There is no shortage in trust marks, as there are currently over 300 e-commerce trust marks worldwide. But most of these existing trust marks are national initiatives, focusing on a single or a few aspects of e-commerce like reliability, security and reviews. This separate (national) certification can complicate things, and can be especially complex for small- and medium sized e-commerce companies. Safe.Shop wants to bridge the borders, grow consumer confidence, and stimulate e-tailers to sell cross-border.

“We don’t intend to build a trust mark from scratch. There are many national retail and e-commerce associations and trust marks which already have a trusted certificate”, says Jorij Abraham, Director of the Ecommerce Foundation. “They know the local market and can serve local retailers and online stores much better than a central organisation could. Collaborating with local trust mark partners enables us to use the strength of the local brand and to build a global trust mark together.”

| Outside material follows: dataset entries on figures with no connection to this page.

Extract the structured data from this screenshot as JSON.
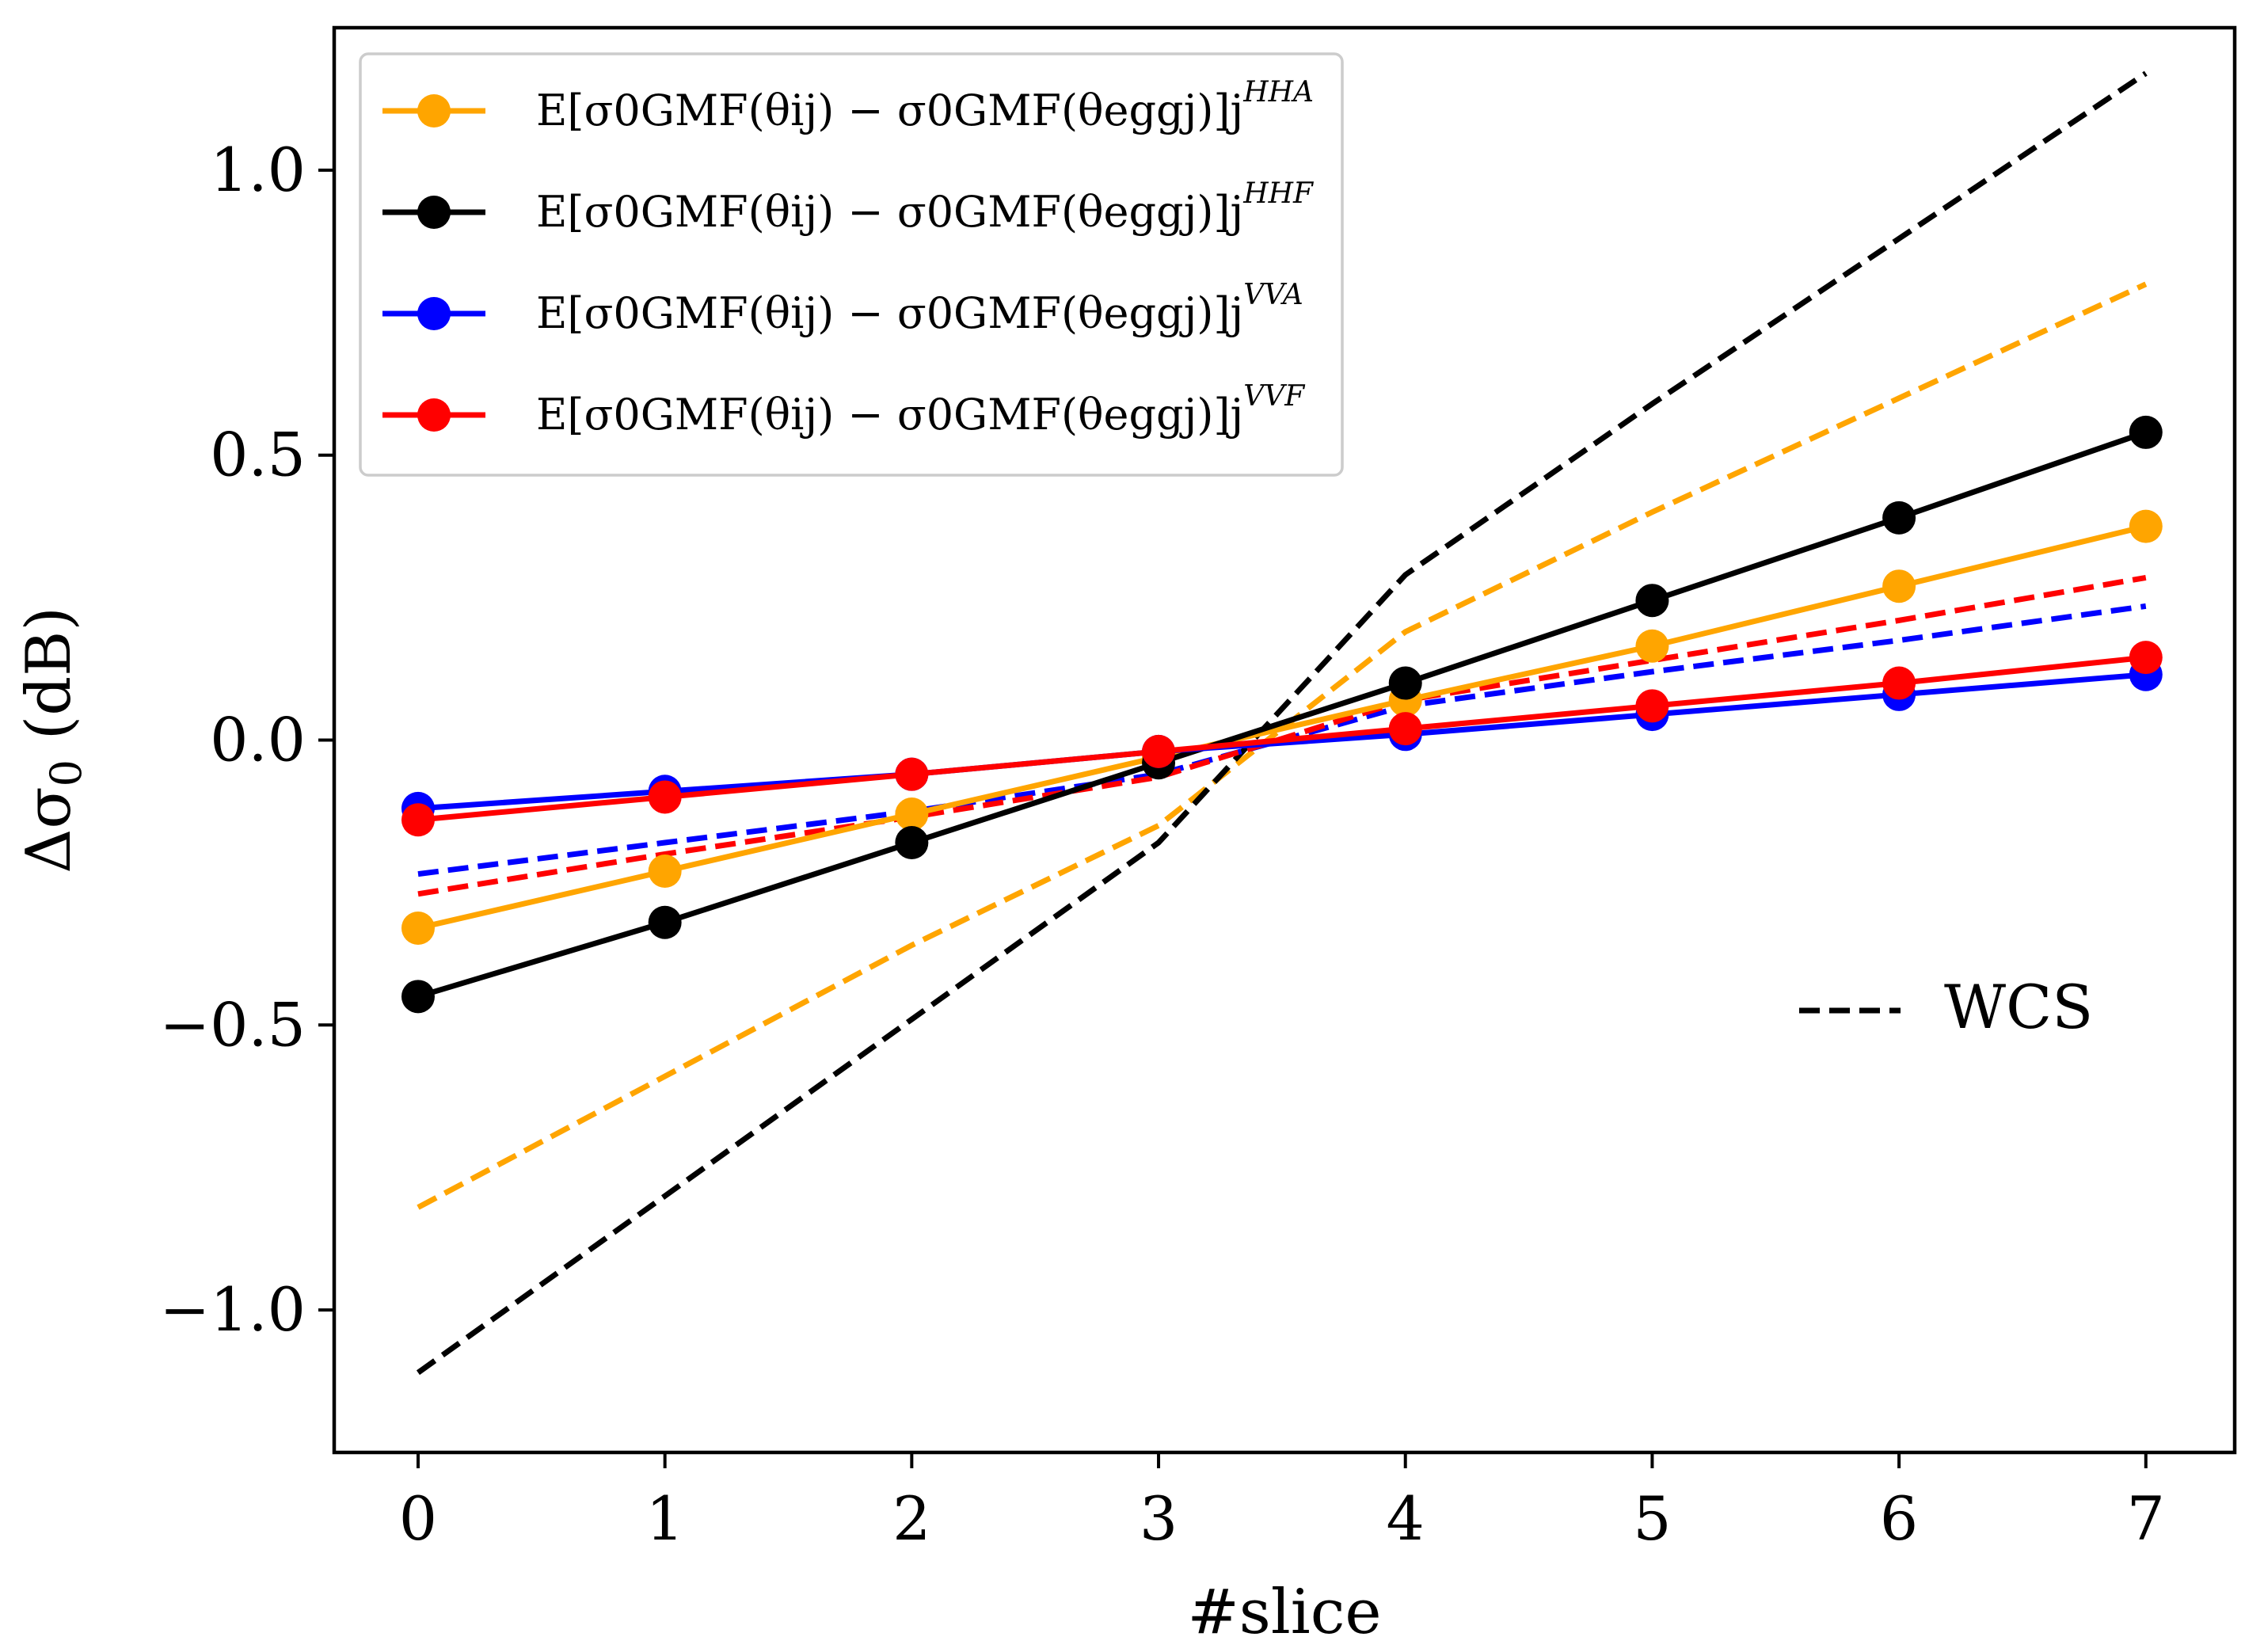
{
  "chart_data": {
    "type": "line",
    "xlabel": "#slice",
    "ylabel": "Δσ0 (dB)",
    "ylabel_main": "Δσ",
    "ylabel_sub": "0",
    "ylabel_unit": "(dB)",
    "x": [
      0,
      1,
      2,
      3,
      4,
      5,
      6,
      7
    ],
    "xlim": [
      -0.34,
      7.36
    ],
    "ylim": [
      -1.25,
      1.25
    ],
    "x_ticks": [
      0,
      1,
      2,
      3,
      4,
      5,
      6,
      7
    ],
    "y_ticks": [
      -1.0,
      -0.5,
      0.0,
      0.5,
      1.0
    ],
    "y_tick_labels": [
      "−1.0",
      "−0.5",
      "0.0",
      "0.5",
      "1.0"
    ],
    "grid": false,
    "legend_position": "top-left",
    "series": [
      {
        "name": "HHA",
        "label_main": "E[σ0GMF(θij) − σ0GMF(θeggj)]j",
        "label_sup": "HHA",
        "color": "#ffa500",
        "values": [
          -0.33,
          -0.23,
          -0.13,
          -0.03,
          0.07,
          0.165,
          0.27,
          0.375
        ],
        "wcs": [
          -0.82,
          -0.59,
          -0.36,
          -0.15,
          0.19,
          0.4,
          0.6,
          0.8
        ]
      },
      {
        "name": "HHF",
        "label_main": "E[σ0GMF(θij) − σ0GMF(θeggj)]j",
        "label_sup": "HHF",
        "color": "#000000",
        "values": [
          -0.45,
          -0.32,
          -0.18,
          -0.04,
          0.1,
          0.245,
          0.39,
          0.54
        ],
        "wcs": [
          -1.11,
          -0.8,
          -0.49,
          -0.18,
          0.29,
          0.59,
          0.88,
          1.17
        ]
      },
      {
        "name": "VVA",
        "label_main": "E[σ0GMF(θij) − σ0GMF(θeggj)]j",
        "label_sup": "VVA",
        "color": "#0000ff",
        "values": [
          -0.12,
          -0.09,
          -0.06,
          -0.02,
          0.01,
          0.045,
          0.08,
          0.115
        ],
        "wcs": [
          -0.235,
          -0.18,
          -0.125,
          -0.06,
          0.06,
          0.12,
          0.175,
          0.235
        ]
      },
      {
        "name": "VVF",
        "label_main": "E[σ0GMF(θij) − σ0GMF(θeggj)]j",
        "label_sup": "VVF",
        "color": "#ff0000",
        "values": [
          -0.14,
          -0.1,
          -0.06,
          -0.02,
          0.02,
          0.06,
          0.1,
          0.145
        ],
        "wcs": [
          -0.27,
          -0.2,
          -0.135,
          -0.065,
          0.07,
          0.14,
          0.21,
          0.285
        ]
      }
    ],
    "wcs_legend_label": "WCS"
  }
}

The first 13 countries that will implement Safe.Shop are Brazil, China, Croatia, Hong Kong, Germany, Iceland, Japan, Malaysia, Russia, Romania, Senegal, Switzerland and the Netherlands. Supported by national e-commerce associations new processes and systems will be optimised according to the Global Ecommerce Code of Conduct. Safe.Shop aims to have 30 countries to connected by the end of 2018, and is currently negotiating with e-commerce associations in Canada, France, Mexico, Spain, South Korea, the UK and the US.

Online stores can apply for the trust mark through their national e-commerce association or on the website.